Computer Vision System
A production-grade computer vision platform built on three custom-trained YOLO models — developed entirely from scratch, from raw data collection to deployed product. The system gives operators real-time and historical intelligence on vehicle traffic. What makes it different: users can spin up a new computer vision service directly from a dashboard, with no configuration required beyond pointing it at a camera stream.
Traffic monitoring traditionally required expensive proprietary hardware or vendor lock-in. Off-the-shelf models weren't accurate enough for local conditions — public datasets don't reflect Indonesian vehicles, road environments, or plate formats. If this was going to work in production, the models had to be built from the ground up.
A full computer vision platform built on three custom-trained YOLO models — each handling a distinct detection task — unified into one product with a clean operator dashboard. The R&D involved the full machine learning lifecycle: collecting real-world data, annotating it, training, evaluating, iterating, and then integrating those models into a scalable production system.
The Three Models
Object Detection
General-purpose detection layer — identifies and classifies objects within a camera frame. Forms the foundation that the vehicle-specific models build on. Trained from scratch using YOLO on collected real-world data.
Vehicle Detection
Specialized model trained to detect and classify vehicles by type (car, motorcycle, truck, bus) in traffic camera feeds. Trained on real Indonesian road and parking environments. Outputs: vehicle counts, type distribution, traffic flow by time period.
License Plate Recognition
Two-stage pipeline: Stage 1 locates the plate region within the vehicle bounding box; Stage 2 runs OCR on the cropped region. Trained on Indonesian plate formats. Outputs: plate number logs, most frequently detected plates, entry/exit tracking.
The Full ML Pipeline
Data Collection
Gathered real-world footage from traffic environments. Manually collected and curated datasets for Indonesian vehicles and license plates — no public dataset was sufficient for local conditions.
Data Annotation
Labeled bounding boxes and classes for each object type across thousands of images. Quality of annotation directly determines model quality — this step was as important as training.
Model Training (YOLO)
Trained each model from scratch using the YOLO architecture. Tuned hyperparameters, managed class imbalance, and iterated based on validation performance.
Evaluation
Measured precision, recall, and mAP (mean Average Precision) for each model. Re-collected data and retrained where performance fell short in specific conditions (night, rain, angle, occlusion).

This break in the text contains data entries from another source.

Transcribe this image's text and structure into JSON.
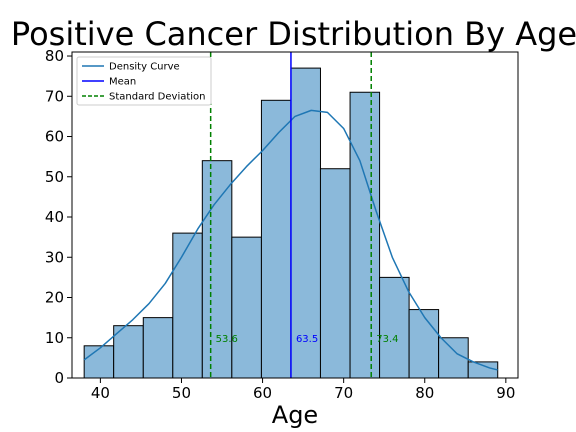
{
  "chart_data": {
    "type": "bar",
    "title": "Positive Cancer Distribution By Age",
    "xlabel": "Age",
    "ylabel": "",
    "xlim": [
      36.5,
      91.5
    ],
    "ylim": [
      0,
      81
    ],
    "xticks": [
      40,
      50,
      60,
      70,
      80,
      90
    ],
    "yticks": [
      0,
      10,
      20,
      30,
      40,
      50,
      60,
      70,
      80
    ],
    "bins": [
      {
        "start": 38.0,
        "end": 41.64,
        "count": 8
      },
      {
        "start": 41.64,
        "end": 45.29,
        "count": 13
      },
      {
        "start": 45.29,
        "end": 48.93,
        "count": 15
      },
      {
        "start": 48.93,
        "end": 52.57,
        "count": 36
      },
      {
        "start": 52.57,
        "end": 56.21,
        "count": 54
      },
      {
        "start": 56.21,
        "end": 59.86,
        "count": 35
      },
      {
        "start": 59.86,
        "end": 63.5,
        "count": 69
      },
      {
        "start": 63.5,
        "end": 67.14,
        "count": 77
      },
      {
        "start": 67.14,
        "end": 70.79,
        "count": 52
      },
      {
        "start": 70.79,
        "end": 74.43,
        "count": 71
      },
      {
        "start": 74.43,
        "end": 78.07,
        "count": 25
      },
      {
        "start": 78.07,
        "end": 81.71,
        "count": 17
      },
      {
        "start": 81.71,
        "end": 85.36,
        "count": 10
      },
      {
        "start": 85.36,
        "end": 89.0,
        "count": 4
      }
    ],
    "density_curve": {
      "x": [
        38,
        40,
        42,
        44,
        46,
        48,
        50,
        52,
        54,
        56,
        58,
        60,
        62,
        64,
        66,
        68,
        70,
        72,
        74,
        76,
        78,
        80,
        82,
        84,
        86,
        88,
        89
      ],
      "y": [
        4.5,
        7.5,
        11,
        14.5,
        18.5,
        23.5,
        30,
        37,
        43,
        48,
        52.5,
        56.5,
        61,
        65,
        66.5,
        66,
        62,
        54,
        41.5,
        30,
        21.5,
        15,
        10,
        6,
        4,
        2.5,
        2
      ]
    },
    "mean": {
      "value": 63.5,
      "label": "63.5",
      "color": "#0000ff"
    },
    "std_lines": [
      {
        "value": 53.6,
        "label": "53.6",
        "color": "#008000"
      },
      {
        "value": 73.4,
        "label": "73.4",
        "color": "#008000"
      }
    ],
    "legend": {
      "position": "upper-left",
      "items": [
        {
          "label": "Density Curve",
          "color": "#1f77b4",
          "style": "solid"
        },
        {
          "label": "Mean",
          "color": "#0000ff",
          "style": "solid"
        },
        {
          "label": "Standard Deviation",
          "color": "#008000",
          "style": "dashed"
        }
      ]
    },
    "colors": {
      "bar_fill": "#8bb9da",
      "bar_edge": "#000000",
      "curve": "#1f77b4"
    },
    "grid": false
  }
}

Integration & Productization
Wrapped trained models into Python inference services, connected to the platform backend, and exposed results through the Vue.js dashboard with real-time and historical views.
Tech Stack
Architecture Decisions
RTSP + MediaMTX Streaming
Live video doesn't flow through a REST API — it needs a dedicated media transport layer. MediaMTX receives RTSP streams from cameras, routes them to Python inference services, and redistributes annotated output streams to dashboard consumers. Multiple clients can watch the same stream simultaneously without overloading the source.
Why RabbitMQ?
Camera streams produce detection events continuously and at high volume. Writing every event directly to a database would create a bottleneck. RabbitMQ acts as a buffer — inference services push events to a queue, and consumers process and store them asynchronously. This keeps the system stable under load and makes horizontal scaling straightforward.
Key Challenges
No suitable training data for Indonesian conditions
Public datasets don't represent Indonesian vehicles, plates, or road environments accurately enough for production use. I collected and annotated training data from real local environments — time-consuming but non-negotiable for model quality.

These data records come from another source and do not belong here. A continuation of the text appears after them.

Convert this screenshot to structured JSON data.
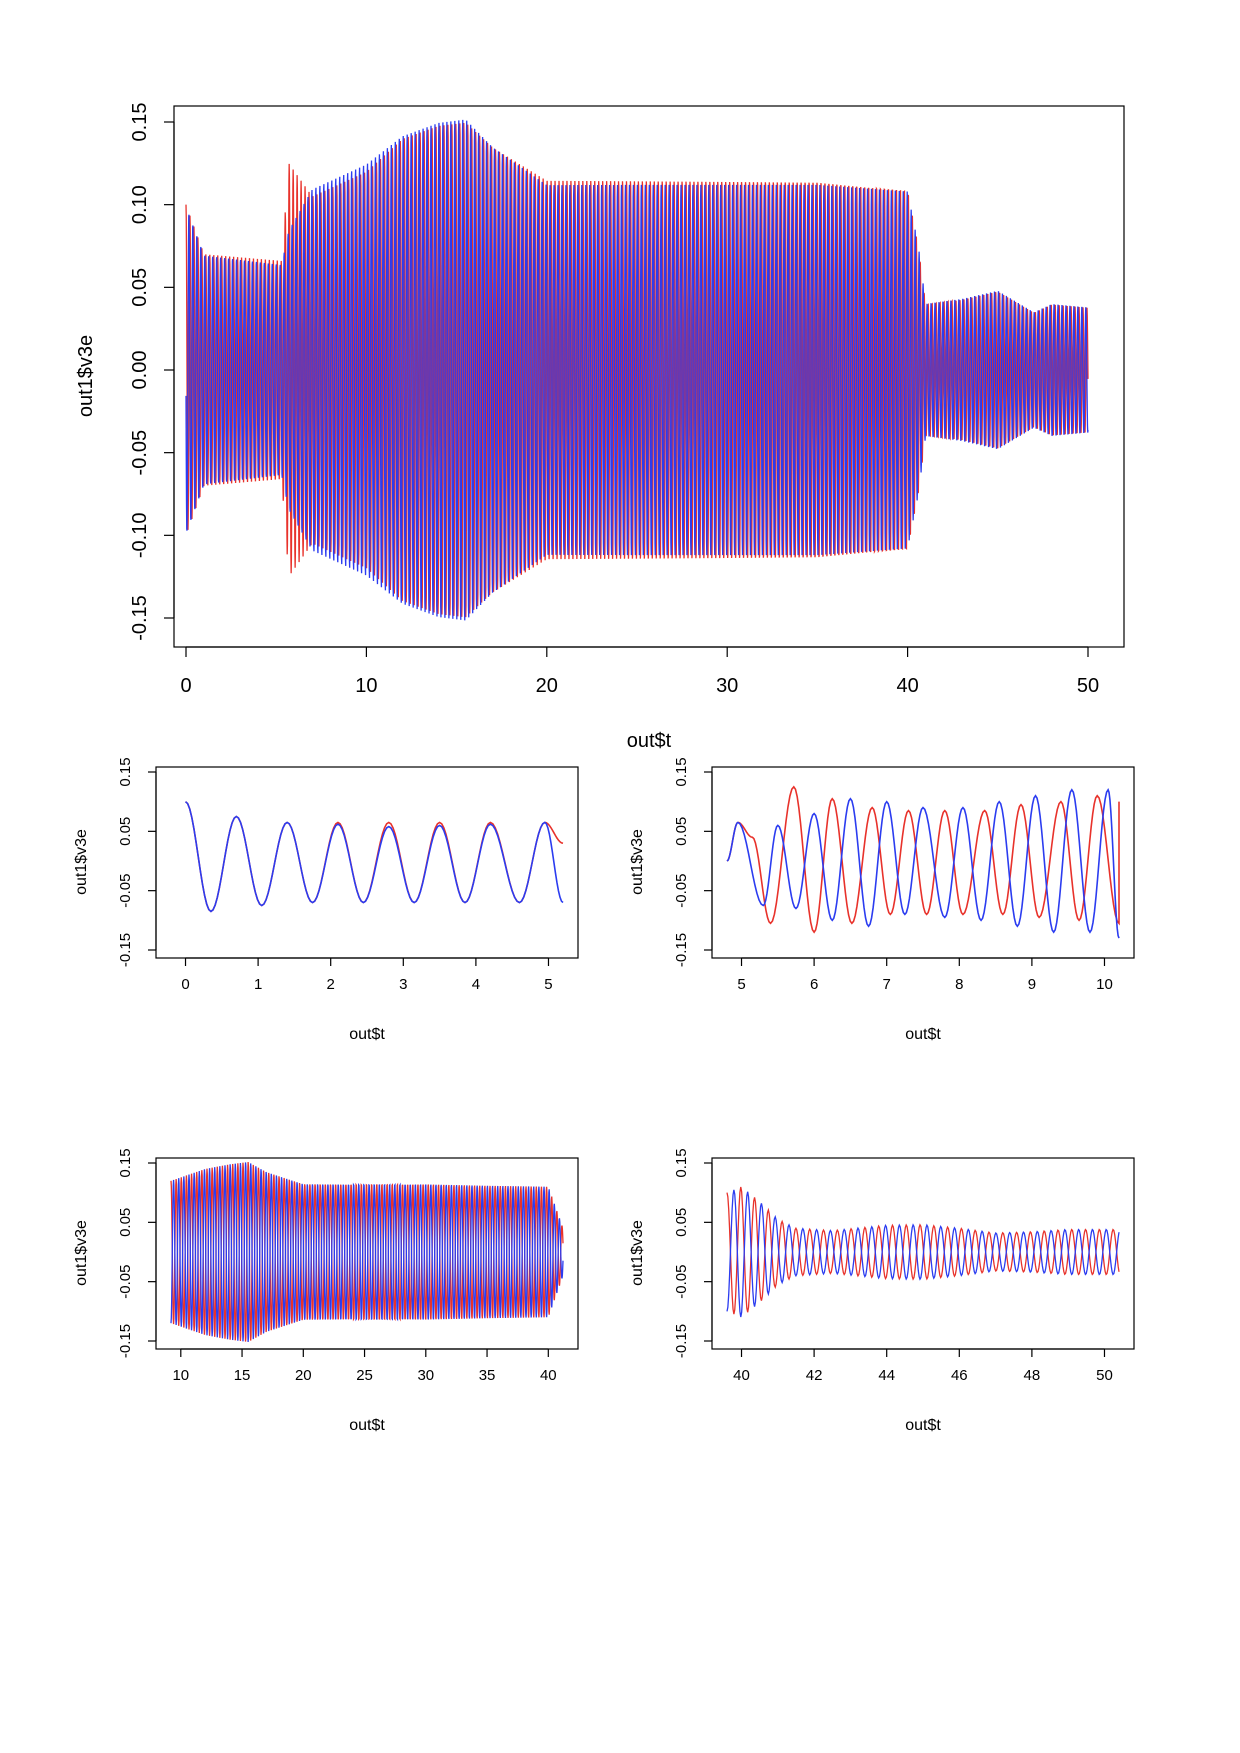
{
  "colors": {
    "series_a": "#e8322b",
    "series_b": "#2b3cf0",
    "axis": "#000000",
    "background": "#ffffff"
  },
  "chart_data": [
    {
      "id": "main",
      "type": "line",
      "xlabel": "out$t",
      "ylabel": "out1$v3e",
      "xlim": [
        0,
        50
      ],
      "ylim": [
        -0.15,
        0.15
      ],
      "x_ticks": [
        "0",
        "10",
        "20",
        "30",
        "40",
        "50"
      ],
      "y_ticks": [
        "-0.15",
        "-0.10",
        "-0.05",
        "0.00",
        "0.05",
        "0.10",
        "0.15"
      ],
      "grid": false,
      "legend": "none",
      "series": [
        {
          "color": "#e8322b",
          "start": 0.1,
          "envelope_t": [
            0,
            1,
            5.3,
            5.7,
            7,
            10,
            12,
            14,
            15.5,
            17,
            20,
            25,
            30,
            35,
            40,
            40.6,
            41,
            43,
            45,
            47,
            48,
            50
          ],
          "envelope_a": [
            0.1,
            0.07,
            0.066,
            0.125,
            0.105,
            0.12,
            0.14,
            0.148,
            0.15,
            0.135,
            0.115,
            0.115,
            0.115,
            0.115,
            0.11,
            0.075,
            0.04,
            0.043,
            0.048,
            0.035,
            0.04,
            0.038
          ]
        },
        {
          "color": "#2b3cf0",
          "start": 0.1,
          "envelope_t": [
            0,
            1,
            5.3,
            5.7,
            7,
            10,
            12,
            14,
            15.5,
            17,
            20,
            25,
            30,
            35,
            40,
            40.6,
            41,
            43,
            45,
            47,
            48,
            50
          ],
          "envelope_a": [
            0.1,
            0.07,
            0.064,
            0.085,
            0.11,
            0.125,
            0.142,
            0.15,
            0.152,
            0.135,
            0.112,
            0.112,
            0.112,
            0.112,
            0.108,
            0.075,
            0.04,
            0.043,
            0.048,
            0.035,
            0.04,
            0.038
          ]
        }
      ]
    },
    {
      "id": "zoom-0-5",
      "type": "line",
      "xlabel": "out$t",
      "ylabel": "out1$v3e",
      "xlim": [
        -0.2,
        5.2
      ],
      "ylim": [
        -0.15,
        0.15
      ],
      "x_ticks": [
        "0",
        "1",
        "2",
        "3",
        "4",
        "5"
      ],
      "y_ticks": [
        "-0.15",
        "-0.05",
        "0.05",
        "0.15"
      ],
      "grid": false,
      "legend": "none",
      "peaks_red": [
        [
          0.0,
          0.1
        ],
        [
          0.35,
          -0.085
        ],
        [
          0.7,
          0.075
        ],
        [
          1.05,
          -0.075
        ],
        [
          1.4,
          0.065
        ],
        [
          1.75,
          -0.07
        ],
        [
          2.1,
          0.065
        ],
        [
          2.45,
          -0.07
        ],
        [
          2.8,
          0.065
        ],
        [
          3.15,
          -0.07
        ],
        [
          3.5,
          0.065
        ],
        [
          3.85,
          -0.07
        ],
        [
          4.2,
          0.065
        ],
        [
          4.6,
          -0.07
        ],
        [
          4.95,
          0.065
        ],
        [
          5.2,
          0.03
        ]
      ],
      "peaks_blue": [
        [
          0.0,
          0.1
        ],
        [
          0.35,
          -0.085
        ],
        [
          0.7,
          0.075
        ],
        [
          1.05,
          -0.075
        ],
        [
          1.4,
          0.065
        ],
        [
          1.75,
          -0.07
        ],
        [
          2.1,
          0.062
        ],
        [
          2.45,
          -0.07
        ],
        [
          2.8,
          0.058
        ],
        [
          3.15,
          -0.07
        ],
        [
          3.5,
          0.06
        ],
        [
          3.85,
          -0.07
        ],
        [
          4.2,
          0.062
        ],
        [
          4.6,
          -0.07
        ],
        [
          4.95,
          0.065
        ],
        [
          5.2,
          -0.07
        ]
      ]
    },
    {
      "id": "zoom-5-10",
      "type": "line",
      "xlabel": "out$t",
      "ylabel": "out1$v3e",
      "xlim": [
        4.8,
        10.2
      ],
      "ylim": [
        -0.15,
        0.15
      ],
      "x_ticks": [
        "5",
        "6",
        "7",
        "8",
        "9",
        "10"
      ],
      "y_ticks": [
        "-0.15",
        "-0.05",
        "0.05",
        "0.15"
      ],
      "grid": false,
      "legend": "none",
      "peaks_red": [
        [
          4.8,
          0.0
        ],
        [
          4.95,
          0.065
        ],
        [
          5.15,
          0.04
        ],
        [
          5.4,
          -0.105
        ],
        [
          5.72,
          0.125
        ],
        [
          6.0,
          -0.12
        ],
        [
          6.25,
          0.105
        ],
        [
          6.52,
          -0.105
        ],
        [
          6.8,
          0.09
        ],
        [
          7.05,
          -0.09
        ],
        [
          7.3,
          0.085
        ],
        [
          7.55,
          -0.09
        ],
        [
          7.8,
          0.085
        ],
        [
          8.05,
          -0.09
        ],
        [
          8.35,
          0.085
        ],
        [
          8.6,
          -0.09
        ],
        [
          8.85,
          0.095
        ],
        [
          9.1,
          -0.095
        ],
        [
          9.4,
          0.1
        ],
        [
          9.65,
          -0.1
        ],
        [
          9.9,
          0.11
        ],
        [
          10.2,
          -0.105
        ],
        [
          10.2,
          0.1
        ]
      ],
      "peaks_blue": [
        [
          4.8,
          0.0
        ],
        [
          4.95,
          0.065
        ],
        [
          5.3,
          -0.075
        ],
        [
          5.5,
          0.06
        ],
        [
          5.75,
          -0.08
        ],
        [
          6.0,
          0.08
        ],
        [
          6.25,
          -0.1
        ],
        [
          6.5,
          0.105
        ],
        [
          6.75,
          -0.11
        ],
        [
          7.0,
          0.1
        ],
        [
          7.25,
          -0.09
        ],
        [
          7.5,
          0.09
        ],
        [
          7.8,
          -0.095
        ],
        [
          8.05,
          0.09
        ],
        [
          8.3,
          -0.1
        ],
        [
          8.55,
          0.1
        ],
        [
          8.8,
          -0.11
        ],
        [
          9.05,
          0.11
        ],
        [
          9.3,
          -0.12
        ],
        [
          9.55,
          0.12
        ],
        [
          9.8,
          -0.12
        ],
        [
          10.05,
          0.12
        ],
        [
          10.2,
          -0.13
        ]
      ]
    },
    {
      "id": "zoom-10-40",
      "type": "line",
      "xlabel": "out$t",
      "ylabel": "out1$v3e",
      "xlim": [
        9.2,
        41.2
      ],
      "ylim": [
        -0.15,
        0.15
      ],
      "x_ticks": [
        "10",
        "15",
        "20",
        "25",
        "30",
        "35",
        "40"
      ],
      "y_ticks": [
        "-0.15",
        "-0.05",
        "0.05",
        "0.15"
      ],
      "grid": false,
      "legend": "none",
      "envelope_t": [
        9.2,
        12,
        14,
        15.5,
        17,
        20,
        25,
        30,
        35,
        40,
        40.6,
        41.2
      ],
      "envelope_a": [
        0.12,
        0.14,
        0.148,
        0.152,
        0.135,
        0.115,
        0.115,
        0.115,
        0.112,
        0.11,
        0.075,
        0.04
      ]
    },
    {
      "id": "zoom-40-50",
      "type": "line",
      "xlabel": "out$t",
      "ylabel": "out1$v3e",
      "xlim": [
        39.6,
        50.4
      ],
      "ylim": [
        -0.15,
        0.15
      ],
      "x_ticks": [
        "40",
        "42",
        "44",
        "46",
        "48",
        "50"
      ],
      "y_ticks": [
        "-0.15",
        "-0.05",
        "0.05",
        "0.15"
      ],
      "grid": false,
      "legend": "none",
      "envelope_t": [
        39.6,
        40.0,
        40.5,
        41.0,
        41.5,
        42.5,
        44,
        45,
        46,
        47,
        48,
        49,
        50
      ],
      "envelope_a": [
        0.1,
        0.11,
        0.085,
        0.055,
        0.04,
        0.036,
        0.045,
        0.046,
        0.04,
        0.032,
        0.034,
        0.038,
        0.038
      ]
    }
  ]
}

Plate recognition accuracy under real-world conditions
Plates appear at angles, in motion, in low light, and partially obscured. A two-stage pipeline (detect plate region first, then run OCR on the cropped region) significantly improved accuracy compared to end-to-end approaches.
Processing high-volume camera streams without data loss
Real-time detection from multiple feeds generates enormous event volume. RabbitMQ solved this by decoupling inference from storage — keeping inference fast and writes reliable even under heavy load.
Making computer vision accessible to non-technical users
Most CV systems require technical setup to operate. Abstracting all of that into a dashboard-driven service creation flow meant rethinking the product from the operator's perspective, not the engineer's.
This project taught me what "research and development" actually means in practice: you don't just build — you question, test, fail, learn, and rebuild.
Getting good at computer vision meant getting good at data — because a great model trained on bad data is a useless model. Productizing the models — turning research into something operators could use without technical help — was a different challenge entirely. It's where I learned that the hardest part of AI isn't the model. It's the system around it.